- Nickname: The Gentleman
- Born: Mehdi Javdani 3 November 1956 (age 69) Iran

World Series of Poker
- Bracelet: None
- Money finishes: 7
- Highest WSOP Main Event finish: 6th, 1998

World Poker Tour
- Title: None
- Final table: 1
- Money finishes: 3

= Ben Roberts (poker player) =

British poker player (born 1956)

Benjamin (Ben) Roberts (born Mehdi Javdani (مهدی جاودانی) on 3 November 1956 in Iran) is a British professional poker player based in London.

==Poker career==

In 1998 he almost made the final table of the World Series of Poker Main Event. He finished sixth and received $150,000, but as he and Jan Lundberg were both eliminated in the same hand, the final table that year consisted of just 5 players. In his final hand, his pocket Aces, along with Lundberg's pocket tens, lost to Scotty Nguyen's Ace-Queen of Diamonds when Nguyen hit a flush on the river.

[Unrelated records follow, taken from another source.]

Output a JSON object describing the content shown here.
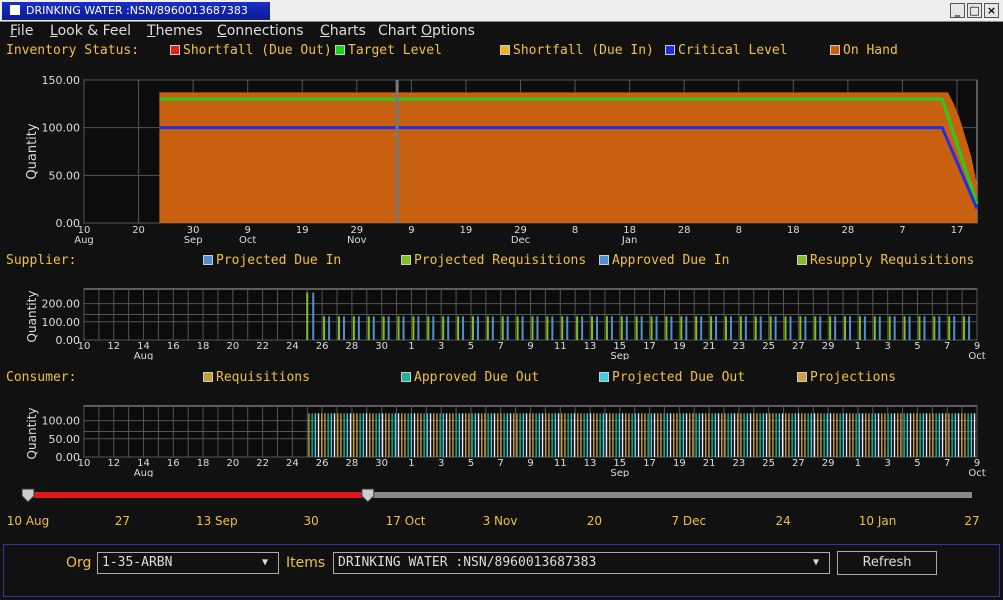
{
  "window": {
    "title": "DRINKING WATER  :NSN/8960013687383"
  },
  "menu": [
    {
      "label": "File",
      "u": "F",
      "rest": "ile"
    },
    {
      "label": "Look & Feel",
      "u": "L",
      "rest": "ook & Feel"
    },
    {
      "label": "Themes",
      "u": "T",
      "rest": "hemes"
    },
    {
      "label": "Connections",
      "u": "C",
      "rest": "onnections"
    },
    {
      "label": "Charts",
      "u": "C",
      "rest": "harts"
    },
    {
      "label": "Chart Options",
      "pre": "Chart ",
      "u": "O",
      "rest": "ptions"
    }
  ],
  "inventory": {
    "title": "Inventory Status:",
    "legend": [
      {
        "label": "Shortfall (Due Out)",
        "color": "#e02020"
      },
      {
        "label": "Target Level",
        "color": "#20d020"
      },
      {
        "label": "Shortfall (Due In)",
        "color": "#f0b020"
      },
      {
        "label": "Critical Level",
        "color": "#2030e0"
      },
      {
        "label": "On Hand",
        "color": "#c86010"
      }
    ]
  },
  "supplier": {
    "title": "Supplier:",
    "legend": [
      {
        "label": "Projected Due In",
        "color": "#5090d0"
      },
      {
        "label": "Projected Requisitions",
        "color": "#80c020"
      },
      {
        "label": "Approved Due In",
        "color": "#5090d0"
      },
      {
        "label": "Resupply Requisitions",
        "color": "#80c020"
      }
    ]
  },
  "consumer": {
    "title": "Consumer:",
    "legend": [
      {
        "label": "Requisitions",
        "color": "#c0a030"
      },
      {
        "label": "Approved Due Out",
        "color": "#20b0a0"
      },
      {
        "label": "Projected Due Out",
        "color": "#40d0e0"
      },
      {
        "label": "Projections",
        "color": "#d0a040"
      }
    ]
  },
  "chart_data": [
    {
      "type": "area",
      "name": "inventory",
      "ylabel": "Quantity",
      "ylim": [
        0,
        150
      ],
      "yticks": [
        "150.00",
        "100.00",
        "50.00",
        "0.00"
      ],
      "xticks": [
        "10",
        "20",
        "30",
        "9",
        "19",
        "29",
        "9",
        "19",
        "29",
        "8",
        "18",
        "28",
        "8",
        "18",
        "28",
        "7",
        "17"
      ],
      "xmonths": [
        {
          "label": "Aug",
          "at": 0
        },
        {
          "label": "Sep",
          "at": 2
        },
        {
          "label": "Oct",
          "at": 3
        },
        {
          "label": "Nov",
          "at": 5
        },
        {
          "label": "Dec",
          "at": 8
        },
        {
          "label": "Jan",
          "at": 10
        }
      ],
      "x_domain_days": [
        0,
        154
      ],
      "series": [
        {
          "name": "On Hand",
          "points": [
            [
              13,
              0
            ],
            [
              13,
              137
            ],
            [
              149,
              137
            ],
            [
              150,
              125
            ],
            [
              151,
              110
            ],
            [
              152,
              90
            ],
            [
              153,
              70
            ],
            [
              154,
              40
            ],
            [
              154,
              0
            ]
          ]
        },
        {
          "name": "Target Level",
          "points": [
            [
              13,
              130
            ],
            [
              148,
              130
            ],
            [
              154,
              20
            ]
          ]
        },
        {
          "name": "Critical Level",
          "points": [
            [
              13,
              100
            ],
            [
              148,
              100
            ],
            [
              154,
              15
            ]
          ]
        }
      ],
      "cursor_day": 54
    },
    {
      "type": "bar",
      "name": "supplier",
      "ylabel": "Quantity",
      "ylim": [
        0,
        280
      ],
      "yticks": [
        "200.00",
        "100.00",
        "0.00"
      ],
      "xticks": [
        "10",
        "12",
        "14",
        "16",
        "18",
        "20",
        "22",
        "24",
        "26",
        "28",
        "30",
        "1",
        "3",
        "5",
        "7",
        "9",
        "11",
        "13",
        "15",
        "17",
        "19",
        "21",
        "23",
        "25",
        "27",
        "29",
        "1",
        "3",
        "5",
        "7",
        "9"
      ],
      "xmonths": [
        {
          "label": "Aug",
          "at": 2
        },
        {
          "label": "Sep",
          "at": 18
        },
        {
          "label": "Oct",
          "at": 30
        }
      ],
      "first_bar_index": 7.6,
      "spike_value": 260,
      "bar_value": 130
    },
    {
      "type": "bar",
      "name": "consumer",
      "ylabel": "Quantity",
      "ylim": [
        0,
        140
      ],
      "yticks": [
        "100.00",
        "50.00",
        "0.00"
      ],
      "xticks": [
        "10",
        "12",
        "14",
        "16",
        "18",
        "20",
        "22",
        "24",
        "26",
        "28",
        "30",
        "1",
        "3",
        "5",
        "7",
        "9",
        "11",
        "13",
        "15",
        "17",
        "19",
        "21",
        "23",
        "25",
        "27",
        "29",
        "1",
        "3",
        "5",
        "7",
        "9"
      ],
      "xmonths": [
        {
          "label": "Aug",
          "at": 2
        },
        {
          "label": "Sep",
          "at": 18
        },
        {
          "label": "Oct",
          "at": 30
        }
      ],
      "first_bar_index": 7.6,
      "bar_value": 120
    }
  ],
  "timeline": {
    "labels": [
      "10 Aug",
      "27",
      "13 Sep",
      "30",
      "17 Oct",
      "3 Nov",
      "20",
      "7 Dec",
      "24",
      "10 Jan",
      "27"
    ],
    "selection_end": 0.36
  },
  "bottom": {
    "org_label": "Org",
    "org_value": "1-35-ARBN",
    "items_label": "Items",
    "items_value": "DRINKING WATER  :NSN/8960013687383",
    "refresh_label": "Refresh"
  }
}
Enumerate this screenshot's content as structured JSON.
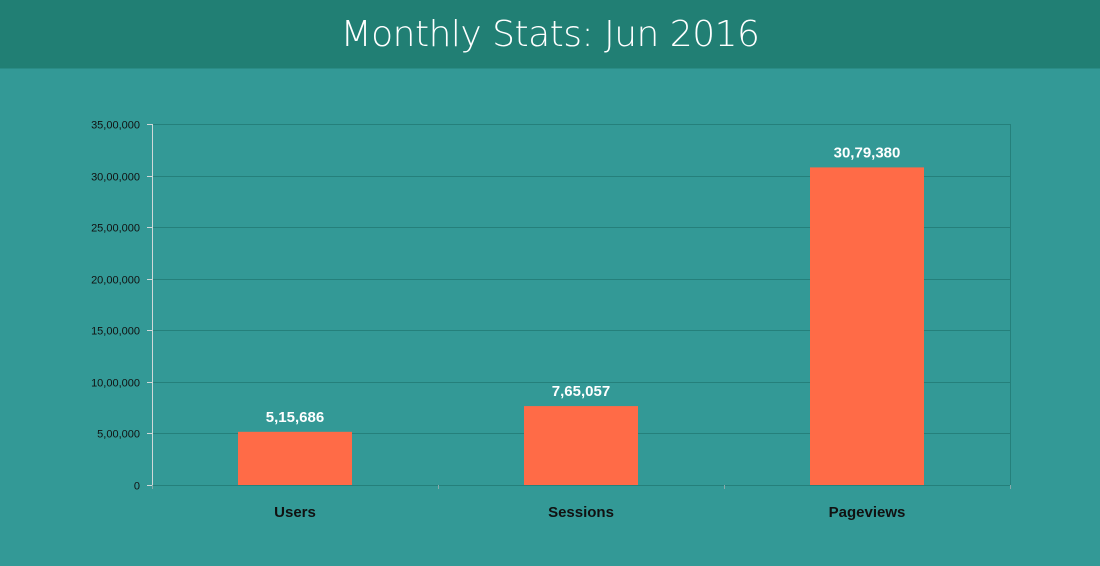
{
  "header": {
    "title": "Monthly Stats: Jun 2016"
  },
  "colors": {
    "bar": "#ff6b47",
    "background": "#339996",
    "header": "#217f74",
    "grid": "#25807b"
  },
  "chart_data": {
    "type": "bar",
    "title": "Monthly Stats: Jun 2016",
    "xlabel": "",
    "ylabel": "",
    "categories": [
      "Users",
      "Sessions",
      "Pageviews"
    ],
    "values": [
      515686,
      765057,
      3079380
    ],
    "value_labels": [
      "5,15,686",
      "7,65,057",
      "30,79,380"
    ],
    "ylim": [
      0,
      3500000
    ],
    "yticks": [
      0,
      500000,
      1000000,
      1500000,
      2000000,
      2500000,
      3000000,
      3500000
    ],
    "ytick_labels": [
      "0",
      "5,00,000",
      "10,00,000",
      "15,00,000",
      "20,00,000",
      "25,00,000",
      "30,00,000",
      "35,00,000"
    ],
    "grid": true,
    "legend": "none"
  }
}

In 2002 he made an appearance on Late Night Poker. He finished 3rd in his heat, ahead of such players as Ross Boatman, Daniel Negreanu and Malcolm Harwood.

In 2004 he made his first final table of the World Poker Tour (WPT), where he finished 5th in the third season Grand Prix de Paris event won by Surinder Sunar. Roberts won €101,980 at the event.

In 2005 he made the final table of the VC Cup for £ 50,000. He competed in the World Speed Poker Open. In the same year he also became the 5th entrant in the European Poker Players Hall of Fame.

As of 2023, his total live tournament winnings exceed $1.4 million.

==Other activities==
Roberts was a County Table Tennis Champion in 1978 and the English Snooker Champion in 1979.

Roberts legally changed his name when he got married in the late 1970s. He went on to have 3 children. Jamie Roberts, Rebecca Roberts and Sebastian Roberts. He is also fond of jazz music.